DeMixT

Cell type-specific deconvolution of heterogeneous tumor samples with two or three components using expression data from RNAseq or microarray platforms

Latest release v1.20.1

DeMixT Overview

Transcriptomic deconvolution in cancer and other heterogeneous tissues remains challenging. Available methods lack the ability to estimate both component-specific proportions and expression profiles for individual samples. We present DeMixT, a new tool to deconvolve high dimensional data from mixtures of two or three cellular components (i.e. within heterogenous tissues such as cancers). DeMixT implements an iterated conditional mode algorithm and a gene-set-based component merging approach to improve accuracy. In a series of experimental validation studies and application across large datasets of cancer studies, DeMixT showed high accuracy in inference of cell-type specific proportions[1-2]. Improved deconvolution is an important step towards linking tumor transcriptomic data with phenotypes and clinical outcomes.

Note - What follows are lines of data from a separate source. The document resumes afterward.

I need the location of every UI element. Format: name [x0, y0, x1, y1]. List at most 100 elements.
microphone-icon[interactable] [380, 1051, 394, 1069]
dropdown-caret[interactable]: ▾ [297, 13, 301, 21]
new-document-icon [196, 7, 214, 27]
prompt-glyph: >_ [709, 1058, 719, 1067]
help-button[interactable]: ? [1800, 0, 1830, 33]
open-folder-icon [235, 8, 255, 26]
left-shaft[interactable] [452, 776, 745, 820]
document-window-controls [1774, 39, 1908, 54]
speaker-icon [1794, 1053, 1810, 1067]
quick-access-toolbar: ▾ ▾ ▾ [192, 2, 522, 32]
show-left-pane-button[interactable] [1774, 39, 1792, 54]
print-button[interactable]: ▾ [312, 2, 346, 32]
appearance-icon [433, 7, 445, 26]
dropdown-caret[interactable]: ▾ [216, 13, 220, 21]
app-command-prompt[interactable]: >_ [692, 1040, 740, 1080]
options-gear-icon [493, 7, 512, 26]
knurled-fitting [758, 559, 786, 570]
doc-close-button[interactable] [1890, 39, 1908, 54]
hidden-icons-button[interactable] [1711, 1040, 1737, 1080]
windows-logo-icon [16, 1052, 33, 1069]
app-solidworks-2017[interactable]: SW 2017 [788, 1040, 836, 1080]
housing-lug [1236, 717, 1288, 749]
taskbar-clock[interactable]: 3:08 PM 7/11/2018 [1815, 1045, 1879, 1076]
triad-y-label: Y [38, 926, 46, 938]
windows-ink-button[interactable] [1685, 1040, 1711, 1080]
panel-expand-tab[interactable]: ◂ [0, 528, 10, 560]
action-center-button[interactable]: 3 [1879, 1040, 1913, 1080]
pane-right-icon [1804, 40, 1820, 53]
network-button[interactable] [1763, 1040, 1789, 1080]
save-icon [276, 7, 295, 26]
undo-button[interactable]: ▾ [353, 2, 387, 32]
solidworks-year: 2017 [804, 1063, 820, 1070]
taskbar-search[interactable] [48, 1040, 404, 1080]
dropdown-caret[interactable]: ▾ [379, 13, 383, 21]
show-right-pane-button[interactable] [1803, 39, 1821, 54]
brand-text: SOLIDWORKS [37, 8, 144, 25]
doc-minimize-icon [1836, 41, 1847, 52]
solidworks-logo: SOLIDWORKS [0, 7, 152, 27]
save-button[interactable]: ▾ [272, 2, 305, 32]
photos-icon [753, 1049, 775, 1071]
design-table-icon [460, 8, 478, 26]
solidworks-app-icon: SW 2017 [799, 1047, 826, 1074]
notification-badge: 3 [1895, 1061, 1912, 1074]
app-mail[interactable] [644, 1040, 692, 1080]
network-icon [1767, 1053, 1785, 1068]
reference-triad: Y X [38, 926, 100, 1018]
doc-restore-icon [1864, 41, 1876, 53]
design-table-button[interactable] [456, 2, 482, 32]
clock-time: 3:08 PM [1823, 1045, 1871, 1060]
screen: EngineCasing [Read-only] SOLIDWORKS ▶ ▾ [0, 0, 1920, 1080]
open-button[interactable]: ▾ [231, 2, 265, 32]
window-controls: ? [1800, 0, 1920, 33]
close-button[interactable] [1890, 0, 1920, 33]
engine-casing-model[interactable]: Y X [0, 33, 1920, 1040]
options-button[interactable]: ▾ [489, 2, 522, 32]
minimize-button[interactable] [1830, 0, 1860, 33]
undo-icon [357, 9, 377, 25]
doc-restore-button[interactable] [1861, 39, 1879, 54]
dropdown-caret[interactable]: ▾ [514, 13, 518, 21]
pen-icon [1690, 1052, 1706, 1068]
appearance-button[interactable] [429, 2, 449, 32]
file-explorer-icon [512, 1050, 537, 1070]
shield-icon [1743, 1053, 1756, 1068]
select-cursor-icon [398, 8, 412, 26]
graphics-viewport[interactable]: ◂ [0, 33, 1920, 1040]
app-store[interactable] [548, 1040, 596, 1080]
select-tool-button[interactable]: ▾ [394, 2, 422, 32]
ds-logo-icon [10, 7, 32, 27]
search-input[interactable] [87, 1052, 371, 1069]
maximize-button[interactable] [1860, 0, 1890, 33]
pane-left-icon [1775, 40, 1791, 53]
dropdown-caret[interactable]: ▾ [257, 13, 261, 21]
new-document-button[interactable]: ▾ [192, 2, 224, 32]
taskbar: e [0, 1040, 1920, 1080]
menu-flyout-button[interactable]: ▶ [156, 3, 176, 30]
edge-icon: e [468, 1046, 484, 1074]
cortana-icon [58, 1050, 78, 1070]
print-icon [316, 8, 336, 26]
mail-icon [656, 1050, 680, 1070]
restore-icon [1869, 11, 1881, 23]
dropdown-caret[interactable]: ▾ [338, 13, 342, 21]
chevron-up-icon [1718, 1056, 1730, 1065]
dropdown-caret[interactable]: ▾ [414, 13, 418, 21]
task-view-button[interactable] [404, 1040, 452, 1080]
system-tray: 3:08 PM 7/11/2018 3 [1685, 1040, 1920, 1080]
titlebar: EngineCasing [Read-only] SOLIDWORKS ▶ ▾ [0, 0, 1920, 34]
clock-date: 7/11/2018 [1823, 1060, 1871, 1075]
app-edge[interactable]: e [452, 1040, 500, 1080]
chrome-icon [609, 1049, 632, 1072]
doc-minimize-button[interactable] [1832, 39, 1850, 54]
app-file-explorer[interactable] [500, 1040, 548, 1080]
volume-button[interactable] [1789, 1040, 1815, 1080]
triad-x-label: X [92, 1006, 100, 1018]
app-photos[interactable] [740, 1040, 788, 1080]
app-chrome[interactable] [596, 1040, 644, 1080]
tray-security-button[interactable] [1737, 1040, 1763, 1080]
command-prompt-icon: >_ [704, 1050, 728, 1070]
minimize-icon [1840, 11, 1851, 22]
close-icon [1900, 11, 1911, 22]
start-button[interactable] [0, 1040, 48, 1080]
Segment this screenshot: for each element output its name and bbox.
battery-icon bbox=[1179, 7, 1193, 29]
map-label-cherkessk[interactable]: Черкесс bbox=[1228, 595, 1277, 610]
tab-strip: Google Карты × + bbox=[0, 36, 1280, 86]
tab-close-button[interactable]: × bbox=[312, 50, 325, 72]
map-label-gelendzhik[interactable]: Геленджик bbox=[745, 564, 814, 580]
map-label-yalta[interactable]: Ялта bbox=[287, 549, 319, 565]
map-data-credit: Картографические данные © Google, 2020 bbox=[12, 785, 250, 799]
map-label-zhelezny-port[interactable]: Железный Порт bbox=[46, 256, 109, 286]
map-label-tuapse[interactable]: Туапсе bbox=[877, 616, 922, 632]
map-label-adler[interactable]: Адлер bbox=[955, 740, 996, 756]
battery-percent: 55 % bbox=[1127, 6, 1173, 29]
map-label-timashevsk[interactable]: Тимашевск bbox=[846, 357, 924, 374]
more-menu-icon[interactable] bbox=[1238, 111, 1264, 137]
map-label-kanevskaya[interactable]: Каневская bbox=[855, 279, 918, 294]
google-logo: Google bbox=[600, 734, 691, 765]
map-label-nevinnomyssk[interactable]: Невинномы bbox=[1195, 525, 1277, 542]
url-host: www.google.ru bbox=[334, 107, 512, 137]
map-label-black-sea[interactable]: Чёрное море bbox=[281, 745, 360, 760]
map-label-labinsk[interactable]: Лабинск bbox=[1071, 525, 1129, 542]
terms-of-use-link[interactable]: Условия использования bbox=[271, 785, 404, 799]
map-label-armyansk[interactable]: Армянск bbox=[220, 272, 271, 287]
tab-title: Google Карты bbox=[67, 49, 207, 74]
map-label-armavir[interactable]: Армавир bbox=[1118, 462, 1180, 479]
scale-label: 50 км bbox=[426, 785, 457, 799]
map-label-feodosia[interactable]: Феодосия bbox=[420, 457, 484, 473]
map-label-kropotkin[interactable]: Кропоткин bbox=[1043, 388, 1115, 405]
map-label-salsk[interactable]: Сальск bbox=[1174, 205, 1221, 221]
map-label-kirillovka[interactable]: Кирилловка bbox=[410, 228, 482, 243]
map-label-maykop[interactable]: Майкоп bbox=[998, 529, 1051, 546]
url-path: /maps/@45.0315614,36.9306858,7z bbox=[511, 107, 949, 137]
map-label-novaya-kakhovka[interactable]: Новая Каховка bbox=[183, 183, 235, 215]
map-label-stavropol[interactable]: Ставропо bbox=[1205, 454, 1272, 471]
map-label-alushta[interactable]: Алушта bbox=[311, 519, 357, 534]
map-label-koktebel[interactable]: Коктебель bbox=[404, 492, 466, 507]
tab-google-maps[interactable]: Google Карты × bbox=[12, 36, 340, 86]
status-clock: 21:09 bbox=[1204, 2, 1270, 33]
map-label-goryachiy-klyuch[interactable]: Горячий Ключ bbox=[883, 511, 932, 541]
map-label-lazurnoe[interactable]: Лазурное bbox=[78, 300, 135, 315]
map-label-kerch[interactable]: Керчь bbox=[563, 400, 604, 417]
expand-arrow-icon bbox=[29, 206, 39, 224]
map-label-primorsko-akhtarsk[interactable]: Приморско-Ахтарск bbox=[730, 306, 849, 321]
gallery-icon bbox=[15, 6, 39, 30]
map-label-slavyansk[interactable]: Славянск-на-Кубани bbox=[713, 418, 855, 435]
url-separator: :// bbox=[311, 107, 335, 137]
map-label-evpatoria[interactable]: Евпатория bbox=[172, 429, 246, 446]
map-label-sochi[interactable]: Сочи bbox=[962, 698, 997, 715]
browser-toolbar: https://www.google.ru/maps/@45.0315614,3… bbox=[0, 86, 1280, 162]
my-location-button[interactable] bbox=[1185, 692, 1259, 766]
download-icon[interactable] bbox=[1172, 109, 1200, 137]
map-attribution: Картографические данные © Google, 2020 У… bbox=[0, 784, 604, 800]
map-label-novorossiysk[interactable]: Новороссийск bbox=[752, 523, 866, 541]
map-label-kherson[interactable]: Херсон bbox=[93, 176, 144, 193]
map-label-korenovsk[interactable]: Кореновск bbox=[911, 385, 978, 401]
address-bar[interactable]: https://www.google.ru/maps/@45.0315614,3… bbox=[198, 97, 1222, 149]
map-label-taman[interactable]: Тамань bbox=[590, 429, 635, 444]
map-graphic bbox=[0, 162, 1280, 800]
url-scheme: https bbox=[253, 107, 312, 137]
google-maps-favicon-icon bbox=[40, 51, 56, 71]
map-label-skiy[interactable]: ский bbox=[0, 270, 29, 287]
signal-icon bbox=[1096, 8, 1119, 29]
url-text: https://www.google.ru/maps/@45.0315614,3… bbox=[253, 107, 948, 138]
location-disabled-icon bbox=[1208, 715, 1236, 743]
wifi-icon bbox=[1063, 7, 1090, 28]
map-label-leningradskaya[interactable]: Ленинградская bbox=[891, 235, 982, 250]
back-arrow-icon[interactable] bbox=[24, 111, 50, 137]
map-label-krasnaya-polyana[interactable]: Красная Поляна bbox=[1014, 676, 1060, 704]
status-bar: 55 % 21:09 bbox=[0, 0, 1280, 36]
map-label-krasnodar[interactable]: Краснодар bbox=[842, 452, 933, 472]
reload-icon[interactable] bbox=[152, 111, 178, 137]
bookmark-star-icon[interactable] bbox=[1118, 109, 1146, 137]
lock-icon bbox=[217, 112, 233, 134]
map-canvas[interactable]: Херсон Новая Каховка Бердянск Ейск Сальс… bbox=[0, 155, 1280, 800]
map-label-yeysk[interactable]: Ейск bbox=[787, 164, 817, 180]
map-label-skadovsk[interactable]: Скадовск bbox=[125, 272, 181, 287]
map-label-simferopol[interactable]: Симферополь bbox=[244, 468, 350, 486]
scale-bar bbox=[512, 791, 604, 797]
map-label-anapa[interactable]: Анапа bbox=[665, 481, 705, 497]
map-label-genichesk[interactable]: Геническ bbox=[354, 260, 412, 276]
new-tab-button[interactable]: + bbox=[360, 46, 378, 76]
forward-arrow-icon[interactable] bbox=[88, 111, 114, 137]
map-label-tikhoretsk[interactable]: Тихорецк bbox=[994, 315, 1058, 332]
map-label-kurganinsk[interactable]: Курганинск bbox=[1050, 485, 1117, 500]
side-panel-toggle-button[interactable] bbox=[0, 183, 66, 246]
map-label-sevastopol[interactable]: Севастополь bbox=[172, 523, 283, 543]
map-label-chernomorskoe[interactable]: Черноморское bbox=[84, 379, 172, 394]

A tutorial for running DeMixT can be found here.

demixt

Reference

[1] Ahn, J. et al. DeMix: Deconvolution for mixed cancer transcriptomes using raw measured data. Bioinformatics 29, 1865–1871 (2013).

[2] Wang, Z. et al. Transcriptome Deconvolution of Heterogeneous Tumor Samples with Immune Infiltration. iScience 9, 451–460 (2018).

[3] Cao, S. et al. Estimation of tumor cell total mRNA expression in 15 cancer types predicts disease progression. Nature Biotechnology Published online June 13 2022. doi 10.1038/s41587-022-01342-x.